A Nice Guy or a Great Guy? The 10% Difference

by Eric Disco
Jul 1

Being great with women can be confusing. Guys get a lot of mixed messages.

Don’t be the nice guy. Yet be warm and friendly with her.

Be genuinely interested in her and excited about what she’s saying. But don’t suck up to her.

Hold yourself strong and confidently. But don’t be guarded.

Be aggressive and make the moves. But don’t creep her out.

When I first got into this stuff it was exasperating. “Just tell me what to do!” I felt like yelling at people. Am I supposed to be nice or not nice?!

The answer, as usual, is not quite so simple. It requires an understanding of how we as human beings interact on a social level and how we as individuals function and deal with fear.

The “natural” leader amongst any group of people, the alpha male as it were, is also the coolest guy in the group.

He’s not the most aggressive and dominating necessarily. He is gregarious and friendly and leads the interactions with a friendly air.

He typically makes everyone else in the group feel good about themselves.

So what is the difference between the leader, the coolest guy in the group, who is pleasant with everyone, and the nice guy, who is also pleasant with everyone?

There is a 10% difference between the two. But that 10% is very important.

Paul Gilbert writes about the social hierarchy of school children and primates and points out the difference between the leader and other members of the group.

Several studies of social behavior in “natural” groups of pre school children have shown that the leader is not the most aggressive individual. Indeed, among primates as well as human children (Barner-Barry, 1977; Montagner, 1978; Strayer, 1978; 1981), it is typically the number 2 male in the dominance hierarchy that exhibits aggressive threat most frequently.

The leader, in contrast, tends to be more self-assured–for example, capable of appeasing conflicts between others in the group as well as serving as a focus of limitation or observation (Maclay & Knipe, 1972; Montagner et al., 1978).

As leaders may need to exhibit aggression on occasion, particularly when directly challenged, they are thus more frequently observed in appeasement or facilitating roles in human groups (and among some primates with comparable, face-to-face, social processes).

The leader, while being friendly, is capable of showing aggression and dominance when it is required.

Most of the time, he can be friendly and build up those around him in a positive way.

But it is known to all members of the group that he has the capability to make the move, to take control when the time comes.

A lot of my growth when it comes to being successful with women has been within that 10% difference.

When I am connecting with a woman, when she is telling me things about herself, most of the time I am warm and receptive.

But 10% of the time I don’t approve of what she is telling me.

This makes it clear to her that I am not just sucking up to her like most guys do. I am treating her like a human being.

I actually practiced, for a certain amount of time when talking to women, finding something to disagree with. It was usually somewhat negligible, but I would still assert that I wasn’t into it.

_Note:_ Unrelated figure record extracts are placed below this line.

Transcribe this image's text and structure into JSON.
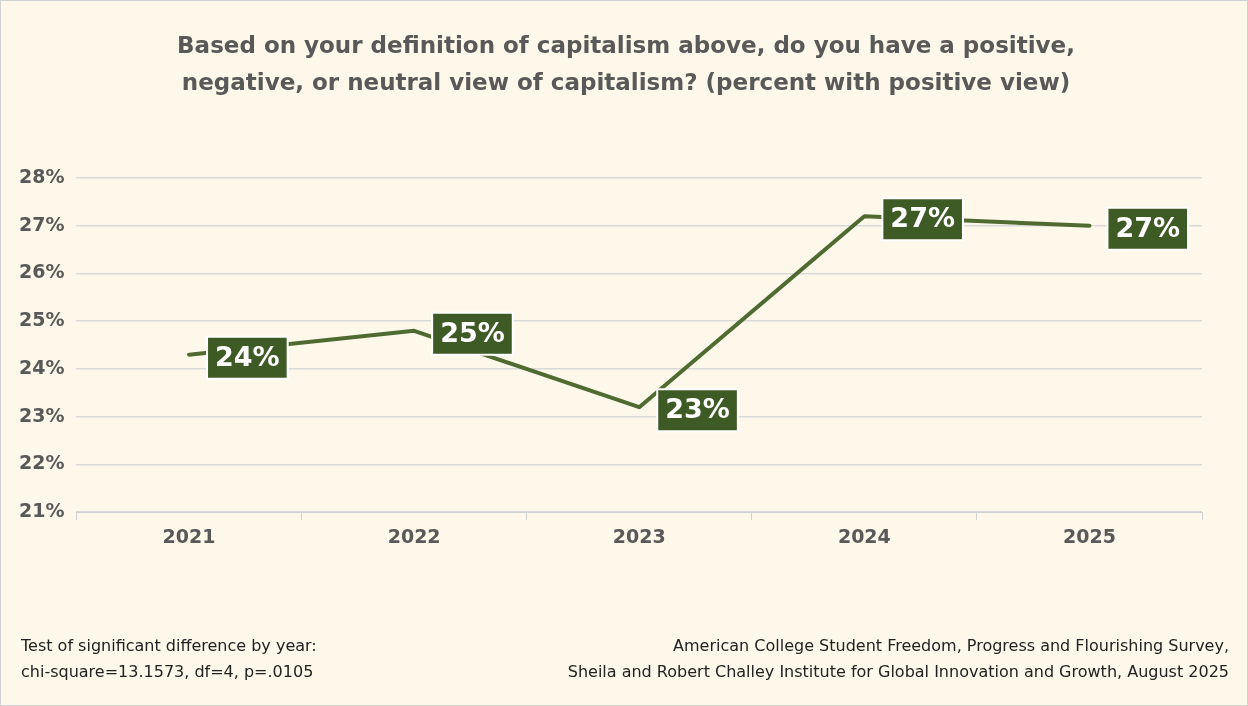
{
  "chart_data": {
    "type": "line",
    "title": "Based on your definition of capitalism above, do you have a positive, negative, or neutral view of capitalism? (percent with positive view)",
    "categories": [
      "2021",
      "2022",
      "2023",
      "2024",
      "2025"
    ],
    "series": [
      {
        "color": "#4f6b32",
        "values": [
          24.3,
          24.8,
          23.2,
          27.2,
          27.0
        ],
        "value_labels": [
          "24%",
          "25%",
          "23%",
          "27%",
          "27%"
        ]
      }
    ],
    "ylim": [
      21,
      28
    ],
    "yticks": [
      {
        "value": 21,
        "label": "21%"
      },
      {
        "value": 22,
        "label": "22%"
      },
      {
        "value": 23,
        "label": "23%"
      },
      {
        "value": 24,
        "label": "24%"
      },
      {
        "value": 25,
        "label": "25%"
      },
      {
        "value": 26,
        "label": "26%"
      },
      {
        "value": 27,
        "label": "27%"
      },
      {
        "value": 28,
        "label": "28%"
      }
    ],
    "grid": "y",
    "legend": false,
    "marker": "none",
    "line_style": "solid",
    "annotations": [
      "Test of significant difference by year:\nchi-square=13.1573, df=4, p=.0105",
      "American College Student Freedom, Progress and Flourishing Survey,\nSheila and Robert Challey Institute for Global Innovation and Growth, August 2025"
    ]
  }
}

After a while I didn’t even need to do this as much–they would hear it in my voice. I sounded more genuine.

I was at one time afraid to sexually escalate with women. And they could sense it.

It’s great to tease women and make them wait. But if I am afraid to make that move in the first place she will sense it.

It needs to be clear between the two of us that I am willing and unafraid to make the move.

That is why I went out for a month and practiced escalating very fast with women, much faster than I was used to.

I pushed myself out of my comfort zone.  I escalated so hard that I lost a few interactions with women.

But I was becoming comfortable with making the move.

After going out for a month and escalating hard, I could pull back and be a bit smoother because there was no hesitation; I knew exactly when to escalate.

So what is the difference between the nice guy and the group leader who is also warm and friendly?

The nice guy, without that 10% aggression, is always nice. He cannot operate in any other mode.

He is afraid of conflict.

He cannot possibly tolerate the idea that maybe the woman does not view him as completely 100% acceptable.

So he is constantly checking in to see if she approves of him. This is known as being NEEDY.

He NEEDS to know if she approves of him, if everything is okay, if he hasn’t done something too aggressive that would generate disapproval.

The coolest guy in the group, by contrast, has the 10% aggressiveness, those cajones, to RISK people not approving of him.

He has experienced making the move and now knows exactly when assertiveness is needed.

For the most part he can be open, unguarded and relaxed. Yet he still oozes the confidence to do what needs to get done, when it needs to get done.

That’s the guy you want to be. You want to be the guy who’s taken action, who’s built his confidence.

When that 10% lies within you it makes all the difference in the world.